CLAUDE KARGER

„Bereits Mao sagte, ,wer nicht auf die Große Mauer gestiegen ist, ist kein wahrer Mann‘“, schrieb das „Wort“ gestern zum Besuch des Premiers aus dem Ländchen des putzigen Löwens im Imperium des Riesendrachens. Na, zum Glück waren wir schon mal da. Und wissen auch Bescheid, dass die Geschichte, man sehe die „Mutter aller Mauern“ aus dem All, in Wahrheit ein Märchen ist. Doch das Bauwerk bekommt nun sogar einen märchenhaften Blockbuster gewidmet, in dem es die Hauptrolle bei der Abwehr „grässlicher Urzeitechsen“ spielt. „Von diesen Fabelwesen war bei dem Besuch der Luxemburger Delegation zum Glück nichts zu sehen“. Uff, da sind wir ja mal erleichtert. Auch darüber, dass dieser grässliche „Roaming“-Schabernack am 15. Juni endlich ein Ende hat.
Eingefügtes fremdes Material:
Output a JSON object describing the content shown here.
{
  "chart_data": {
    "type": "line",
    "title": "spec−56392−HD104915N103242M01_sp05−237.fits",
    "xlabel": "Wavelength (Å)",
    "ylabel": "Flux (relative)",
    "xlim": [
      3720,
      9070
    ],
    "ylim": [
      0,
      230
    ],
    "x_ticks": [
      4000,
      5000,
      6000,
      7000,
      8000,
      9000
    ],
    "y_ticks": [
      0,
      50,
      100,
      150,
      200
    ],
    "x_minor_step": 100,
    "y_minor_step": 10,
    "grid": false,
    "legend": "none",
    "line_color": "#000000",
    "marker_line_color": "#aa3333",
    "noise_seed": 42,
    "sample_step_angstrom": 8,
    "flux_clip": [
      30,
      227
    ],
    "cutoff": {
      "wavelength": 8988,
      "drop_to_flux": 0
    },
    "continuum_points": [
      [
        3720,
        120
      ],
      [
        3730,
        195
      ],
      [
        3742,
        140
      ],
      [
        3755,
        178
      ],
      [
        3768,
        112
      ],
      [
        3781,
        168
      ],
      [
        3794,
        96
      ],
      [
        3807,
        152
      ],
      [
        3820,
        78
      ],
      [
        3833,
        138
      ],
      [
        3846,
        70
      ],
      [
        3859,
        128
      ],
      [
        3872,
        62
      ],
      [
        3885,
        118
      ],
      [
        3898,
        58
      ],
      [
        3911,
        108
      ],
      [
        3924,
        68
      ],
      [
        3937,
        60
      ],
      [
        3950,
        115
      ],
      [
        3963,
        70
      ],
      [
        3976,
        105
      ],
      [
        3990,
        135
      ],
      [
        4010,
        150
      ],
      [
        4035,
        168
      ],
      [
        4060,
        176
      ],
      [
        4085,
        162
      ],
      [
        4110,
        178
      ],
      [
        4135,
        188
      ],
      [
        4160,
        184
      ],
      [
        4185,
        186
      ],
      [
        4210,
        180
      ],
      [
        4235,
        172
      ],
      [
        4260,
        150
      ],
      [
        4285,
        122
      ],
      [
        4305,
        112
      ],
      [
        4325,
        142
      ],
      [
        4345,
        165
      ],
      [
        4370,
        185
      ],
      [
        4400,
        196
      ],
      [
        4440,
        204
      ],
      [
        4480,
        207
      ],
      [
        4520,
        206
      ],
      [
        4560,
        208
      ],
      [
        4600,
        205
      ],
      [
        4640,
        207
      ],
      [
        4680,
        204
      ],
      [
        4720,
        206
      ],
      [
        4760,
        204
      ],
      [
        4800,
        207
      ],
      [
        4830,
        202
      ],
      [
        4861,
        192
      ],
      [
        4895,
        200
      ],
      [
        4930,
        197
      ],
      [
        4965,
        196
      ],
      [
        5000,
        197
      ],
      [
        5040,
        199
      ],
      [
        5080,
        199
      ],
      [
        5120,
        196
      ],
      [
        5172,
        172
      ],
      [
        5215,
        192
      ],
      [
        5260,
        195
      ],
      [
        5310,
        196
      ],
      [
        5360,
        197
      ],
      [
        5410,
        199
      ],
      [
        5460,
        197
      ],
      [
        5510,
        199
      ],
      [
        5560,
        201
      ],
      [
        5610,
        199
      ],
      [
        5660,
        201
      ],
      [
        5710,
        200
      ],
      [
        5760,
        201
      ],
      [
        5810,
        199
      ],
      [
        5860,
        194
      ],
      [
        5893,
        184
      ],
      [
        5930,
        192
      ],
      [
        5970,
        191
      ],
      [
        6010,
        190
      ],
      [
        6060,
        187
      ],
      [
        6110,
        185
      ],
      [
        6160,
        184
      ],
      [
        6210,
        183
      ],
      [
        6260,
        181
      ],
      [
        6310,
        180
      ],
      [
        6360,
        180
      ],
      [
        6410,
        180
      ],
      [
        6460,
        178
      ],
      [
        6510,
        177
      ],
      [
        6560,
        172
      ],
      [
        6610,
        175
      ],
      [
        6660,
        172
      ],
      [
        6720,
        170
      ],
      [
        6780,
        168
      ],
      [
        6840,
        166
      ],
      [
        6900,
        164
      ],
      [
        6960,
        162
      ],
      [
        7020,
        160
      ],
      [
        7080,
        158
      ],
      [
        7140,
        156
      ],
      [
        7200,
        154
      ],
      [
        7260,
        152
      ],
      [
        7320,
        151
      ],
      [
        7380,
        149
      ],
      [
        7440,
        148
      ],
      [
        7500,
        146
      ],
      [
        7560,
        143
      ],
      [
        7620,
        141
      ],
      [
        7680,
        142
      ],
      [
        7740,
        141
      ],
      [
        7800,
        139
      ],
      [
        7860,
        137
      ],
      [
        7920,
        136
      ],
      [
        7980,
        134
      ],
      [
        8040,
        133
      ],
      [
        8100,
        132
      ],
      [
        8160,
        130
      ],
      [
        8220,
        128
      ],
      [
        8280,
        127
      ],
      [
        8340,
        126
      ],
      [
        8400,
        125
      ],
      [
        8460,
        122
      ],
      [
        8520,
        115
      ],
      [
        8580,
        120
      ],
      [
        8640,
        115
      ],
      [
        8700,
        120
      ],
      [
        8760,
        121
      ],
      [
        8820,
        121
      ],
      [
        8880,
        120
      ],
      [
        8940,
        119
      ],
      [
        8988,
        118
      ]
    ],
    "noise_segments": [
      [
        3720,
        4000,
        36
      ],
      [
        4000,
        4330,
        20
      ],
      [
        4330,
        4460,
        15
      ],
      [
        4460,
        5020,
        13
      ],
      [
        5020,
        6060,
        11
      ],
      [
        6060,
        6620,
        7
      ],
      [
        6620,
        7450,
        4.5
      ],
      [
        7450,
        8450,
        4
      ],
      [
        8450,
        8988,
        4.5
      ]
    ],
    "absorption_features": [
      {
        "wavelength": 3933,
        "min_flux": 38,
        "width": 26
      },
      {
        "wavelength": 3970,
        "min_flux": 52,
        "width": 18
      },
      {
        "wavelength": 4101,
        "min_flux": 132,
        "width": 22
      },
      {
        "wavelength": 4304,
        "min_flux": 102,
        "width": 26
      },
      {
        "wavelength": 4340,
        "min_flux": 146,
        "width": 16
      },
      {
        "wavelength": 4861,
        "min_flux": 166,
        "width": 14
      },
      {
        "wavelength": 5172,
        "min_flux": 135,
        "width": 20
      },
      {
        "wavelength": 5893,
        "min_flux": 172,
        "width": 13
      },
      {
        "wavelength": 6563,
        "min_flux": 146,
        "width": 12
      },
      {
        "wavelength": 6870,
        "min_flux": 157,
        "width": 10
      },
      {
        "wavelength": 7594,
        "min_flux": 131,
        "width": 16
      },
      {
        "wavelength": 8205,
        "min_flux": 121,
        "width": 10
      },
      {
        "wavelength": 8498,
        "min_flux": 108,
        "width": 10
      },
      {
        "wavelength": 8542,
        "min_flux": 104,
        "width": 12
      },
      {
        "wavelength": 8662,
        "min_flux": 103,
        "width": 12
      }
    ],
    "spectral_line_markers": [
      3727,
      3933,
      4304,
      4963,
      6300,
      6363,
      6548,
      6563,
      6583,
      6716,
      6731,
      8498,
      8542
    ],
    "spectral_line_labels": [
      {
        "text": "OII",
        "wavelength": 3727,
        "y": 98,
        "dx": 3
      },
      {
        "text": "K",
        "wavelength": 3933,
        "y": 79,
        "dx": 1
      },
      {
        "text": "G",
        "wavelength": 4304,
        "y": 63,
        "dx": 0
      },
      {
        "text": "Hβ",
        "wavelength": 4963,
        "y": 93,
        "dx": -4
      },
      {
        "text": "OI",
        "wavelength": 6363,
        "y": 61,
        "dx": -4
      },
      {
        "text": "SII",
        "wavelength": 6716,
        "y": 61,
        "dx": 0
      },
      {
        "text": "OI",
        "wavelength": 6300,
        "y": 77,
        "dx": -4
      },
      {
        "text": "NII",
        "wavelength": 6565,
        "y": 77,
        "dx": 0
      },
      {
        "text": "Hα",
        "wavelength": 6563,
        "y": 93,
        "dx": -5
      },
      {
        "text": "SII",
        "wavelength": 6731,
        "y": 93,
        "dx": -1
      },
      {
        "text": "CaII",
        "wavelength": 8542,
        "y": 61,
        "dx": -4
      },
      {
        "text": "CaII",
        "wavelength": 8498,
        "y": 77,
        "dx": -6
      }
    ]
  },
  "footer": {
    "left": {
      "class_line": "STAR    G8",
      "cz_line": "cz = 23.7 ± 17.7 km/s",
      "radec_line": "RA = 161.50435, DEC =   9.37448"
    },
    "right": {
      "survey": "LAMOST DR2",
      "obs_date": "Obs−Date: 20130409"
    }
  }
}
Die „Mutter des Erfolgs“, Ex-EU-Kommissarin Viviane Reding über deren Buch zum epischen Kampf gegen die Telefonkonzerne das „Wort“ mal urteilte, sie verfalle „etwas zu oft in Selbstlob und Übertreibungen“, erzählte dem „Quotidien“ was bei diesem „Fight“ Sache war. „Ils ont dû se demander qui était cette petite femme venant de ce petit pays qu’est le Luxembourg“. Beharrlichkeit und „vielleicht“ ihr „Escher“ Charakter hätten ihr ordentlich dabei geholfen, den Block zu brechen. Reichlich Stoff für ein Kinoepos.